На знакомом месте у стены Одиссей остановился, и они с Аргусом вопросительно воззрились на Телемаха: «Ну, зачем привел?»
— Тебе не надо брать с собой лук. Потому что ты его не оставляешь, — без обиняков заявил кучерявый.
И вновь сыну Лаэрта почудилось: есть, есть в лице Далеко Разящего некая странность! Капелька малозаметной дичи! ускользающая тень! Но, отступив назад, рыжий споткнулся о бесформенный камень — треклятый валун являлся всегда следом за Телемахом, прячась в траве или пене прибоя! — охнул, моргнул, и наваждение прошло.
— Не оставляю? фигушки! Говорил же: надо в кладовку заглянуть… теперь обратно топать!..
— Зачем топать?! Просто — возьми!
— На солнышке перегрелся? — с участием поинтересовался Одиссей.
— Дурак! дурак!! — рассердился Телемах. — Я тебе врал когда-нибудь?! Кто тебе показал, как лук натягивать?! Кто тебе…
— Ну, не врал, — угрюмо буркнул Одиссей. — Ну, показал.

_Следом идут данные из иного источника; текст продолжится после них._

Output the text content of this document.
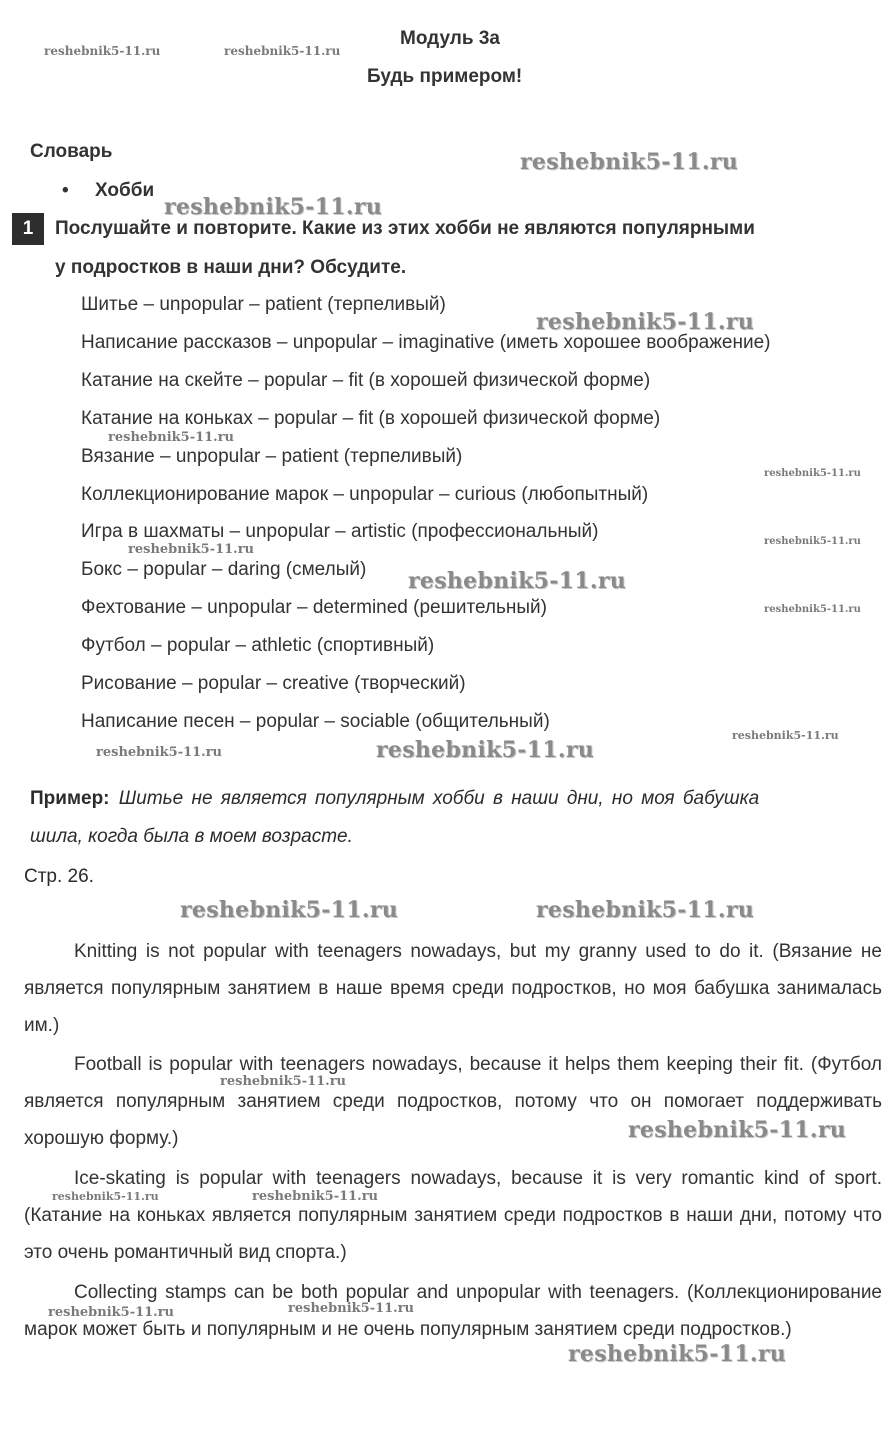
Модуль 3а
Будь примером!
Словарь
• Хобби
1	Послушайте и повторите. Какие из этих хобби не являются популярными
у подростков в наши дни? Обсудите.
Шитье – unpopular – patient (терпеливый)
Написание рассказов – unpopular – imaginative (иметь хорошее воображение)
Катание на скейте – popular – fit (в хорошей физической форме)
Катание на коньках – popular – fit (в хорошей физической форме)
Вязание – unpopular – patient (терпеливый)
Коллекционирование марок – unpopular – curious (любопытный)
Игра в шахматы – unpopular – artistic (профессиональный)
Бокс – popular – daring (смелый)
Фехтование – unpopular – determined (решительный)
Футбол – popular – athletic (спортивный)
Рисование – popular – creative (творческий)
Написание песен – popular – sociable (общительный)
Пример: Шитье не является популярным хобби в наши дни, но моя бабушка
шила, когда была в моем возрасте.
Стр. 26.

Knitting is not popular with teenagers nowadays, but my granny used to do it. (Вязание не является популярным занятием в наше время среди подростков, но моя бабушка занималась им.)

Football is popular with teenagers nowadays, because it helps them keeping their fit. (Футбол является популярным занятием среди подростков, потому что он помогает поддерживать хорошую форму.)

Ice-skating is popular with teenagers nowadays, because it is very romantic kind of sport. (Катание на коньках является популярным занятием среди подростков в наши дни, потому что это очень романтичный вид спорта.)

Collecting stamps can be both popular and unpopular with teenagers. (Коллекционирование марок может быть и популярным и не очень популярным занятием среди подростков.)

reshebnik5-11.ru	reshebnik5-11.ru
reshebnik5-11.ru
reshebnik5-11.ru
reshebnik5-11.ru
reshebnik5-11.ru
reshebnik5-11.ru
reshebnik5-11.ru
reshebnik5-11.ru
reshebnik5-11.ru
reshebnik5-11.ru
reshebnik5-11.ru
reshebnik5-11.ru	reshebnik5-11.ru
reshebnik5-11.ru	reshebnik5-11.ru
reshebnik5-11.ru
reshebnik5-11.ru
reshebnik5-11.ru	reshebnik5-11.ru
reshebnik5-11.ru	reshebnik5-11.ru
reshebnik5-11.ru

— Вот и не нукай! Делай, что ведено. Бери! Ты уже в кладовке!
— Сам не нукай! — огрызнулся сын Лаэрта. Зажмурился изо всех сил, представляя себя в темной кладовке; протянул руку, изумляясь собственному безрассудству…
— Тетиву! тетиву достал! — завопил Телемах, прыгая от восторга. — Давай еще раз!
Глаза открылись сами.
Действительно, из плотно сжатого кулачка свисала знакомая тетива.
Обалдев от внезапной удачи. Одиссей попробовал еще раз; однако пальцы — скользнув по костяной накладке! — поймали пустоту.
— Ты кулак так сильно не сжимай, — посоветовал Далеко Разящий, перестав гарцевать козлом. — Не тряпку выкручиваешь. Он же к тебе в кулак не пролезет, лук-то…
А потом Одиссей долго стоял с вожделенным луком в руке. Стоял, молчал. Смотрел в землю. Только казалось: не в землю мальчишка смотрит. На приятеля; на Далеко Разящего. В упор.
И Далеко Разящий понял: отмолчаться не удастся.
Мы много раз возвращались позже к этому разговору. В конце концов он слился для меня в одну большую повесть о луках и лучниках, о богах и людях, о жизни — которая лук! — и о смерти, которая тоже…
— Чей это лук? — Телемах, как всегда, сразу взял быка за рога.
— Мой.
— А до тебя?
— Дедушкин. Мне его дедушка Автолик завещал!
— Правильно. А у дедушки твоего он откуда взялся?
— У дедушки? Дядя Алким говорил, дедушке его Ифит-Ойхаллиец подарил! За добрые дела, наверное…
— Наверное, — согласился Телемах. — А у Ифита откуда взялся?
— Ну… от его дедушки?
— От отца. От Эврита-Лучника, басилея Ойхаллии.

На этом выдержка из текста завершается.